Saturday, March 31, 2018

A new improved afterlife



Good Catholics like Father Z insist that the Pope has made a comment that could be taken out of context or misquoted in a press that traditionally looks for ways to smear Christians at Easter time, so they snapped up the comment and ran with it.



Never mind that we don't know the context or the exact words, as Father Z reminds us. 


You read the confusing headline. You peruse the article. You get mad. Shake it off and say “Blessed be the name of the Lord!” and then get back to the duties of your vocation.


David Warren, an ex reporter, however, is a bit more cynical.


I have been around for some time. I know at first hand how the media work, and I know that Bergoglio came to Rome (from Argentina of all places) with a reputation as an adept media manipulator, fond of playing the crowd.
He is no babe in the woods. He must know as I do that if a journalist seriously misrepresents what you say, you don’t give him another opportunity.
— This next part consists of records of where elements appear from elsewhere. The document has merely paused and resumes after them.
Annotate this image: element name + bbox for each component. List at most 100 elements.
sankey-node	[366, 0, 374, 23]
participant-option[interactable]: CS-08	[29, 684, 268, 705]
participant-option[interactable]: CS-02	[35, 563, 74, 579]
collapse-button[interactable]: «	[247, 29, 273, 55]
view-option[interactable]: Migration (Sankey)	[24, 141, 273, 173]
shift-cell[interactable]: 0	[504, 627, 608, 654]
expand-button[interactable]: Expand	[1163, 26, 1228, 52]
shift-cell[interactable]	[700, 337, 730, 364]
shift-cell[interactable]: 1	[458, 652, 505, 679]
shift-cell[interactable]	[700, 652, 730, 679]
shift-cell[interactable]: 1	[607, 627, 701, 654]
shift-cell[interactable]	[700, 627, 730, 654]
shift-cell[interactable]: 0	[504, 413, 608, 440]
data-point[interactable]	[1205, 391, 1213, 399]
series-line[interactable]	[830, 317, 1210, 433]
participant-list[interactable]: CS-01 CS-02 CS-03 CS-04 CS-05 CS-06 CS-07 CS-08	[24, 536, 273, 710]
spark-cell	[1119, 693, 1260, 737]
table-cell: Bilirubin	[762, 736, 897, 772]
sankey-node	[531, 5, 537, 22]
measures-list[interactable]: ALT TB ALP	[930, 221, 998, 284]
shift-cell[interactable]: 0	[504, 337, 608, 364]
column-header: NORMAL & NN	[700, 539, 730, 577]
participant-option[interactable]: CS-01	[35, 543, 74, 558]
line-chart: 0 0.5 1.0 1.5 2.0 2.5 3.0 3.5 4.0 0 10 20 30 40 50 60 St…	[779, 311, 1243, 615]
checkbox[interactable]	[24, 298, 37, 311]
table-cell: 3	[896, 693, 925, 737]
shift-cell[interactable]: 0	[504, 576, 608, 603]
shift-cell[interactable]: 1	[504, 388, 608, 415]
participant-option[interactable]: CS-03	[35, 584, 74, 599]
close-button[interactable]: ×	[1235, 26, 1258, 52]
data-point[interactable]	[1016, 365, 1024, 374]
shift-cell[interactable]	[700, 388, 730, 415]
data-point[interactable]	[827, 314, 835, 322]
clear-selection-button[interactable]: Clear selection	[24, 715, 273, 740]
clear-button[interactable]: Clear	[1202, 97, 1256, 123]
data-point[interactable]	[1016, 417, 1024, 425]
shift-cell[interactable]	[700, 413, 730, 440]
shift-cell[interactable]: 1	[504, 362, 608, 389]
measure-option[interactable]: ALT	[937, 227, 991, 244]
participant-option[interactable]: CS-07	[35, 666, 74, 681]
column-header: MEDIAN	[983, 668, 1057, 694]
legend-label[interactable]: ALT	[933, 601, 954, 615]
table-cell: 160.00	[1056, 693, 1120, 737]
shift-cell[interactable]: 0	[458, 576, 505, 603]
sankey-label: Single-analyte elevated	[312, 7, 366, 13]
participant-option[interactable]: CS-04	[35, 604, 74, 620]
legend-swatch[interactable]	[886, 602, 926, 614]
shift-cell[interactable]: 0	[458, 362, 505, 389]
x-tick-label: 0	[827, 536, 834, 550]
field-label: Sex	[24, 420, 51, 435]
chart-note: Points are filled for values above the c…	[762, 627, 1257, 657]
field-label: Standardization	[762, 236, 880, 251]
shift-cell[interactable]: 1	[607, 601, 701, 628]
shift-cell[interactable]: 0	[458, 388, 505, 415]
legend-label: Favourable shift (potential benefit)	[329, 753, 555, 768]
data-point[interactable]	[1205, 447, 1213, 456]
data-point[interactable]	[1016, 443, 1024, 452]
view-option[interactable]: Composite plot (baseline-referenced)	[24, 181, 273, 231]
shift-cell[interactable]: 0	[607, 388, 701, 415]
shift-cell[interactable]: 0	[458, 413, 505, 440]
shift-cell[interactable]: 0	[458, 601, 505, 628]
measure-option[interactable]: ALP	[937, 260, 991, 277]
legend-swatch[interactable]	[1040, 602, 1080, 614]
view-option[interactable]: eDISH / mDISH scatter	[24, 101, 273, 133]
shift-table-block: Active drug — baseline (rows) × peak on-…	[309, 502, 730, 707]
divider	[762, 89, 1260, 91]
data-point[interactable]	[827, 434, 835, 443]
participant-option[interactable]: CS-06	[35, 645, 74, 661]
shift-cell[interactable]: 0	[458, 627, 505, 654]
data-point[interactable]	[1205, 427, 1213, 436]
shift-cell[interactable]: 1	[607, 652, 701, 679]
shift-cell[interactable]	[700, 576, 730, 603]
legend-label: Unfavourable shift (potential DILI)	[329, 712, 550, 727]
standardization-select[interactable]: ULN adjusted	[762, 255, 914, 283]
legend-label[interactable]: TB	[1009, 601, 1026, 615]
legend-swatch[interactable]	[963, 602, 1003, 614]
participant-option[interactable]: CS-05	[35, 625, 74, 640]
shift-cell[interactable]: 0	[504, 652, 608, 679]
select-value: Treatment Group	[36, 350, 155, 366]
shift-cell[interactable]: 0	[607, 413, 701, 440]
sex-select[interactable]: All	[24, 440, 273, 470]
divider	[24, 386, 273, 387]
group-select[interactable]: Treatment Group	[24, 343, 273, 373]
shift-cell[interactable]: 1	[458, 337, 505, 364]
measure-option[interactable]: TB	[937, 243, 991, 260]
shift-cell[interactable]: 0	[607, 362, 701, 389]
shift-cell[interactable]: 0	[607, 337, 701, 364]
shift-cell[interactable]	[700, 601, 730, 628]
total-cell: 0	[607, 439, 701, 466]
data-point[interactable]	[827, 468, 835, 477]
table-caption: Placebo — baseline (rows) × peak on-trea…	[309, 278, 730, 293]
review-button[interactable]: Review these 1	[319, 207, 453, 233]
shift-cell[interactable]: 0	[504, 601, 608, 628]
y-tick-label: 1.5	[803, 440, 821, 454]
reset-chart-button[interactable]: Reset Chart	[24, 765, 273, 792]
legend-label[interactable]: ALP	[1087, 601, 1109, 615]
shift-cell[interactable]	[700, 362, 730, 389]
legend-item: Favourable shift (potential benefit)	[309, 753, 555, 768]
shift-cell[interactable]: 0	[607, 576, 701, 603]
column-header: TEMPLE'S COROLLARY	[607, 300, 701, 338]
Moreover, you publicly correct him in a way not only unambiguous, but sharp enough to get everyone’s attention — at speed, I should think, if you have millions of Catholics hanging on your words. Instead he lets the outrage stand.

why yes.

So what should we do (aside from writing blog posts and saying our rosary for the conversion of sinners?)

Warren in another essay notes the problem of the no more hell statement:

But now we have a “new” Christ, of comprehensive “mercy”; a sweetheart, who will forgive anything; who is not hung up on theology at all; and dispenses the Host like candy. A Christ for our ironical times.
This cannot stand. It is too wicked. The reversal will itself be reversed, and has, in fact, already been reversed. For the truth was, is, and will be, that Christ rises!

But he continues:

A naïve correspondent, citing the latest, asks if I will leave the Church like so many others whose faith and intelligence this pope has insulted. Let him leave; I’m staying Catholic.